A little background history is required here. My family during my childhood (and my parents still today) believed in a set of very strange spiritual beliefs, headed and led by my father. These strange beliefs stretched from a belief in the inhabitation of demons in everything (including ourselves), and the need to 'cleanse' these from our houses, our things and ourselves, on a constant basis, to the belief that one can change the world through faith. Just before and during my adolescence, my parents became great believers in the evangelical faith movement, the main belief of which is that the physical world can be changed through faith and belief that it is not how it appears, but how one would like it to be. Practices surrounding this belief include 'confessing' how one would like things to be (saying things are what they currently are not in order to bring about change), and acting as if things are as they are not, but as one would like them to be (in order to live more entirely in the spiritual world in which one believes wholeheartedly). As well, my parents habitually isolate themselves from others psychologically and physically, having no real close friends, and often shrouding their beliefs in secrecy from the 'world.' The fact that these practices smack mightily of psychosis and delusion has clearly interwoven with my sister's schizophrenic delusions to create a situation that is at once frustrating and poisonous for her, as well as for my mother, and the remaining siblings who are endeavoring to help our parents toward a sound medical solution.

The current state of things is that my father, unwilling to truly admit to the problem of schizophrenia, and wanting desperately to heal my sister through 'faith healing' (a miracle), constrains my mother to not speak about my sister negatively; that is, to not discuss her symptoms or problems with others outside the house, and not often within it. As all the children have left (fled?) the house and chosen to live sane lives, my mother is left within the situation to slowly be convinced, even as I was during my 2 and 1/2 year period with my schizophrenic sister, that my mother herself is the one who is mad. She is left to slowly drift into a folie a deux (or a trois, if you include my father's less-involved, yet definitely delusional state), with my sister. And that is certainly the case at the moment. She is feeling the dark pull toward madness, even as she is trapped in the situation with little recourse.

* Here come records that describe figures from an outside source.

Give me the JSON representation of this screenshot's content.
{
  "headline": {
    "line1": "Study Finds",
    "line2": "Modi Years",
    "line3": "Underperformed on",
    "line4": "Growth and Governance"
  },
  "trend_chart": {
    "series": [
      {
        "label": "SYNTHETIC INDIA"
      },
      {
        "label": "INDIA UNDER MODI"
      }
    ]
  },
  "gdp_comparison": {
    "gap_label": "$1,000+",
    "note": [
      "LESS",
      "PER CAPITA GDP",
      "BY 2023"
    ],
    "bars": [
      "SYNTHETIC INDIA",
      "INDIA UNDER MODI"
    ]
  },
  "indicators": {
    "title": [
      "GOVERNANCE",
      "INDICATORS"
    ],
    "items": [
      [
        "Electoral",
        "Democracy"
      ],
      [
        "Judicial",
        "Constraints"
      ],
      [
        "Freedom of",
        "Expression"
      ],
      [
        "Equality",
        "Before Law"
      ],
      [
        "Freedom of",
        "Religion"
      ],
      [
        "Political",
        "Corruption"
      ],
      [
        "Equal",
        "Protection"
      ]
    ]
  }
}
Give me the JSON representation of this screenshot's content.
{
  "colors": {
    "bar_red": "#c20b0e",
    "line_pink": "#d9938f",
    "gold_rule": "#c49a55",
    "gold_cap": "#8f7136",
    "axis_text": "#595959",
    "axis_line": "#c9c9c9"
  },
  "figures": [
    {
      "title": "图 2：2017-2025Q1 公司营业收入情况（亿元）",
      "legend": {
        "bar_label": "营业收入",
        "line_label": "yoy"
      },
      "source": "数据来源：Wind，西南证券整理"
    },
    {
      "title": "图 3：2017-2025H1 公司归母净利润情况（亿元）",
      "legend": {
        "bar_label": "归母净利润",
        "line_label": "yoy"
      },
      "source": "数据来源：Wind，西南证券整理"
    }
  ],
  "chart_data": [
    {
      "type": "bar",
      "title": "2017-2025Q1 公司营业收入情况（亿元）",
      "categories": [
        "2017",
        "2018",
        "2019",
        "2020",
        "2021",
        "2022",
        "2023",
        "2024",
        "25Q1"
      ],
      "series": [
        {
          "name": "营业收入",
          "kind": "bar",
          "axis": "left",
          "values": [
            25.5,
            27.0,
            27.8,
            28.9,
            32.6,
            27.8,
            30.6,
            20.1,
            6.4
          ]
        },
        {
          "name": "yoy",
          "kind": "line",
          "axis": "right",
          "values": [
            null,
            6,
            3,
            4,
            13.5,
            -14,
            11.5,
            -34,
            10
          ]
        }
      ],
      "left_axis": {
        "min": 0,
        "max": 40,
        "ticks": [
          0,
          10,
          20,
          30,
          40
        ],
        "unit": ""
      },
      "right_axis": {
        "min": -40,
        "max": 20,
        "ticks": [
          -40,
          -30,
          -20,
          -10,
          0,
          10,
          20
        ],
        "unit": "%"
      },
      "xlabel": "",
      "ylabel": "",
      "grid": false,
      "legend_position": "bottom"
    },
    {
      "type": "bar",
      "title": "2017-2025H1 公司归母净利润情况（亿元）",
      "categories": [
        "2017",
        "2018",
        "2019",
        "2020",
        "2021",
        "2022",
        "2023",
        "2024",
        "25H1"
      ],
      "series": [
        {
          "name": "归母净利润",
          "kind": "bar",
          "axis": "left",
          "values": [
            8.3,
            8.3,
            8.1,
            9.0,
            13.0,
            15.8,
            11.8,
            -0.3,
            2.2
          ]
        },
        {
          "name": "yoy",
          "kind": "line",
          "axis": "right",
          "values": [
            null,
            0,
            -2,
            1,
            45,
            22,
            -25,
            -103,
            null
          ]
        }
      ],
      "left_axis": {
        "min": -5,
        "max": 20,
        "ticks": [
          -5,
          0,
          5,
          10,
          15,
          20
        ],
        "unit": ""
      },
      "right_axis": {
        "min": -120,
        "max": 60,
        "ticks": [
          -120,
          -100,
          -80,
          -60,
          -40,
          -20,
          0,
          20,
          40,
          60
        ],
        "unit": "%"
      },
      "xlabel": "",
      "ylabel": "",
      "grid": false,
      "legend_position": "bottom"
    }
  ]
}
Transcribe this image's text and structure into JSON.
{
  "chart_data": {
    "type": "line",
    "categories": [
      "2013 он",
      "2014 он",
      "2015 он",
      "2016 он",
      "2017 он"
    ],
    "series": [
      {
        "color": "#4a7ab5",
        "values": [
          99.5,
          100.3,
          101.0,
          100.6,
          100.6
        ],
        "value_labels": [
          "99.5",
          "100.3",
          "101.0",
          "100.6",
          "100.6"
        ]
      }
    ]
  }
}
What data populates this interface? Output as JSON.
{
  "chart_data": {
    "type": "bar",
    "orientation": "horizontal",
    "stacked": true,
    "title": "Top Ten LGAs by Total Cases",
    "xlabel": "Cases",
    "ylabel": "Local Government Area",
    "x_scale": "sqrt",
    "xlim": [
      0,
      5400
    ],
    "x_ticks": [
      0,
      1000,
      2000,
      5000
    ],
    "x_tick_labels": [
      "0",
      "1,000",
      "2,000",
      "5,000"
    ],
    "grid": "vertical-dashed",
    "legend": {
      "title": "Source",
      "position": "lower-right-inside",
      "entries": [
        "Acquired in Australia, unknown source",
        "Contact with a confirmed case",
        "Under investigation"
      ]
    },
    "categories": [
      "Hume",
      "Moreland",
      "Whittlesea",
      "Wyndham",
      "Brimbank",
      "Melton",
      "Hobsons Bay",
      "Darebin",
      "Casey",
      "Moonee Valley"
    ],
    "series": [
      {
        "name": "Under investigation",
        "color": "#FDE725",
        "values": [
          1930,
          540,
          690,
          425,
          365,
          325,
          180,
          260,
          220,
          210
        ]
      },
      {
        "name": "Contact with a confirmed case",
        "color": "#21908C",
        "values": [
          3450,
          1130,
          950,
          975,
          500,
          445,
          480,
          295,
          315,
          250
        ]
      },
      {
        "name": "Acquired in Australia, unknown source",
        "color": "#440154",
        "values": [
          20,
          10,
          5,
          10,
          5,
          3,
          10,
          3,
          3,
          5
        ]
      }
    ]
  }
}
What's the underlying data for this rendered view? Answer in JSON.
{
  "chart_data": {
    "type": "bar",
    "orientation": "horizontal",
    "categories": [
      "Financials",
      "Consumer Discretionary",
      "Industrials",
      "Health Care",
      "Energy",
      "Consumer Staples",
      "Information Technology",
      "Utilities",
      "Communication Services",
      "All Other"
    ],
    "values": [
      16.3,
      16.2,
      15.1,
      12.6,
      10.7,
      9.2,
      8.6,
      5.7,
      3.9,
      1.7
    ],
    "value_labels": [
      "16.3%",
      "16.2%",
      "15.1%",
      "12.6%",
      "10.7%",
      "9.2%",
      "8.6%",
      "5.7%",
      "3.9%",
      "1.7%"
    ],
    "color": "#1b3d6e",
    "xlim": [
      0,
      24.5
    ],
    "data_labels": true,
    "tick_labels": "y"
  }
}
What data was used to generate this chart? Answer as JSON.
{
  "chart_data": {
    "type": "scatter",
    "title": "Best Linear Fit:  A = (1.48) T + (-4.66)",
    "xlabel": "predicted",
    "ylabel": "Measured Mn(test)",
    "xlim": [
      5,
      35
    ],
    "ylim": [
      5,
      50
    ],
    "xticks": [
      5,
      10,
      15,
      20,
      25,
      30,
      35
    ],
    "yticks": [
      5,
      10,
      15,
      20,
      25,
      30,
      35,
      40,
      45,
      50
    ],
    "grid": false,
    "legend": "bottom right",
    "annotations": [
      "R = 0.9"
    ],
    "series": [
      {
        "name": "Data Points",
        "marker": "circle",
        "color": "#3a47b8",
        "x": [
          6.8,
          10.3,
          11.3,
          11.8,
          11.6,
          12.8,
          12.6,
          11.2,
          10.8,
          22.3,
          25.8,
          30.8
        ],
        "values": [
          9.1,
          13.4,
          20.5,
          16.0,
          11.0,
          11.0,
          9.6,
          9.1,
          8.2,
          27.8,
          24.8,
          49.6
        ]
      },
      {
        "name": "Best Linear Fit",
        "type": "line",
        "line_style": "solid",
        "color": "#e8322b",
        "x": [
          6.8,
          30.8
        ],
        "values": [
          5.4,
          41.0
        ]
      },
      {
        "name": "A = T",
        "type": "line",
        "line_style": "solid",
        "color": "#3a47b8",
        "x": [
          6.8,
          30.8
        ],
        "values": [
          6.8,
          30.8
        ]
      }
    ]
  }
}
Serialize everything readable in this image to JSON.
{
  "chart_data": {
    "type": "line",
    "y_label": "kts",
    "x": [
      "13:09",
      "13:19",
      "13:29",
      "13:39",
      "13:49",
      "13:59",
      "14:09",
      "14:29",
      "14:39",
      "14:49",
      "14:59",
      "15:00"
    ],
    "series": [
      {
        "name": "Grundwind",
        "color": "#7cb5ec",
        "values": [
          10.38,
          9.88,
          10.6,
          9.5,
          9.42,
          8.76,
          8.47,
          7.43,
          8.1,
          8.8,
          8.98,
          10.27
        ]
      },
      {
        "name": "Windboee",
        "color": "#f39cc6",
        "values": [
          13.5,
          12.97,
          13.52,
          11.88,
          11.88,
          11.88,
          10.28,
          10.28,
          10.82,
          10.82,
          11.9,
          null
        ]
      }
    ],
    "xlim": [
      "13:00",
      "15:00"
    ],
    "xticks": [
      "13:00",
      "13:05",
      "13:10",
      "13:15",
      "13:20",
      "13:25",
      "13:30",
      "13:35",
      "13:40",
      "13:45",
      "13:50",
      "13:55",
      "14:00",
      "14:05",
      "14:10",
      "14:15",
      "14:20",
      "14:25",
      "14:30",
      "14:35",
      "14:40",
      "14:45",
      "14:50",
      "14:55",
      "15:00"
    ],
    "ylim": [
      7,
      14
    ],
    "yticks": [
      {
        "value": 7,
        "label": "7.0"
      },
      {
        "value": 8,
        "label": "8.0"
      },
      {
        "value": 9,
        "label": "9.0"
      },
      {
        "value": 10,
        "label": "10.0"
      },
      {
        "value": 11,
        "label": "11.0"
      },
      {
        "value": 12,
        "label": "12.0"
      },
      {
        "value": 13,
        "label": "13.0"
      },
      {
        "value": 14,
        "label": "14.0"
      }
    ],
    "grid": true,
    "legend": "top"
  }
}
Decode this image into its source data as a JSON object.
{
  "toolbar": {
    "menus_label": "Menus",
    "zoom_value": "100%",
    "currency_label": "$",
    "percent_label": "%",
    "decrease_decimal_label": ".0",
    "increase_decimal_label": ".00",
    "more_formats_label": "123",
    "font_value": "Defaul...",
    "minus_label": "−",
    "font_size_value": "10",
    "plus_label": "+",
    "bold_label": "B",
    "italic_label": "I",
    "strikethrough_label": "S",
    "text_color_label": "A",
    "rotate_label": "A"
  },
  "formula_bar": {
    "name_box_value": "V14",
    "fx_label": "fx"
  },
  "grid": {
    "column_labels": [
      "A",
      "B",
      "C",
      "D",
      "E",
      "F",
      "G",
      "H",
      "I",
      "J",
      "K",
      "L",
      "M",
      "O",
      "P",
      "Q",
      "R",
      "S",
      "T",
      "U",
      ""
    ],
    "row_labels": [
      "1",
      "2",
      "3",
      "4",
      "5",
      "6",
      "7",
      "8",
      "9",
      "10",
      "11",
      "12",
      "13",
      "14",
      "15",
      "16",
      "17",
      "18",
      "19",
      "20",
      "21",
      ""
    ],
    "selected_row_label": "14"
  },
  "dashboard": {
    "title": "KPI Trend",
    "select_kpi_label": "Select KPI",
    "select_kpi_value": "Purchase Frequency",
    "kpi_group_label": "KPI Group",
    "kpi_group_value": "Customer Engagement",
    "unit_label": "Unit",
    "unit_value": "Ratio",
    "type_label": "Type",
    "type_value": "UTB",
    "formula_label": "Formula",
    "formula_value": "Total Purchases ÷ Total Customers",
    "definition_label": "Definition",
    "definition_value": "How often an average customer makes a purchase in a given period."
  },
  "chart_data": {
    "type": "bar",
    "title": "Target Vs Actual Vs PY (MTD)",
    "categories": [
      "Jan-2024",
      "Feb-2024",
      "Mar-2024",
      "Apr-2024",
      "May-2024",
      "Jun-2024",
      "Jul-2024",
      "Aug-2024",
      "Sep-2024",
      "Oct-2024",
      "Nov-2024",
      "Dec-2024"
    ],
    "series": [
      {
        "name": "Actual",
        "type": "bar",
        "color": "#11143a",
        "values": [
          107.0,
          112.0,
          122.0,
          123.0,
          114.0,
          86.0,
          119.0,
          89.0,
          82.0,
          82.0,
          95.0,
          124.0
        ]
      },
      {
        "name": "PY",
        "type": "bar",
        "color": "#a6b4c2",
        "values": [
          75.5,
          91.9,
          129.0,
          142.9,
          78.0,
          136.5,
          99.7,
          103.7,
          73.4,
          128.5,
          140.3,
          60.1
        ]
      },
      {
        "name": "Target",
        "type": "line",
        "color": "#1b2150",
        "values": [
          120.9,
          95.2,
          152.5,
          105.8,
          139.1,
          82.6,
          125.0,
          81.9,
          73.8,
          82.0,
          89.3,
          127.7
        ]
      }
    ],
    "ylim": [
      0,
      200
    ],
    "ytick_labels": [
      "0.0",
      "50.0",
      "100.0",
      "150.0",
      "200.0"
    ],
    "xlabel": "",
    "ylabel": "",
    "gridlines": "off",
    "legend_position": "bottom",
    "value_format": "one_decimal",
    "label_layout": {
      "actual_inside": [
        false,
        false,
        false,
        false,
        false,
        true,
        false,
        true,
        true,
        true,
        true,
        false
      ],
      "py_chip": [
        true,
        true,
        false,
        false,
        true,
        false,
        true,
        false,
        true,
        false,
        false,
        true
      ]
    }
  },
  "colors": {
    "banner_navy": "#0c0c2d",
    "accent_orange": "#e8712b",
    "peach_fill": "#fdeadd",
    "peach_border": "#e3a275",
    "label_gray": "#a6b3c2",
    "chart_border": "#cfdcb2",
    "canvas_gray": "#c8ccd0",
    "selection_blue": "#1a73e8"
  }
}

When I finally left my parents' house and my sister when I was 20, it took me some months to fully extricate myself from the strangest of my sister's beliefs. Unfortunately, I am still working toward a place of balance and reality in the more intimate areas of my life which my sister violated: my self-esteem, my belief that I have a firm grasp on reality, and more than anything, a supportive relationship with my parents and my other siblings. This last is the most difficult for me, because it is out of my control. And because I am the one not enabling la folie, and furthermore, the one most feared by my sister, it is I who live with the brunt of familial coldness, and betrayal, as my mother clings to a husband who is hurting her, and my siblings endeavor to not allow this process to rule their lives. In my life, it is not a question of ruling, but of healing. And if I don't work to heal, then I will live in a sort of folie myself: the delusion that it is I who am to blame.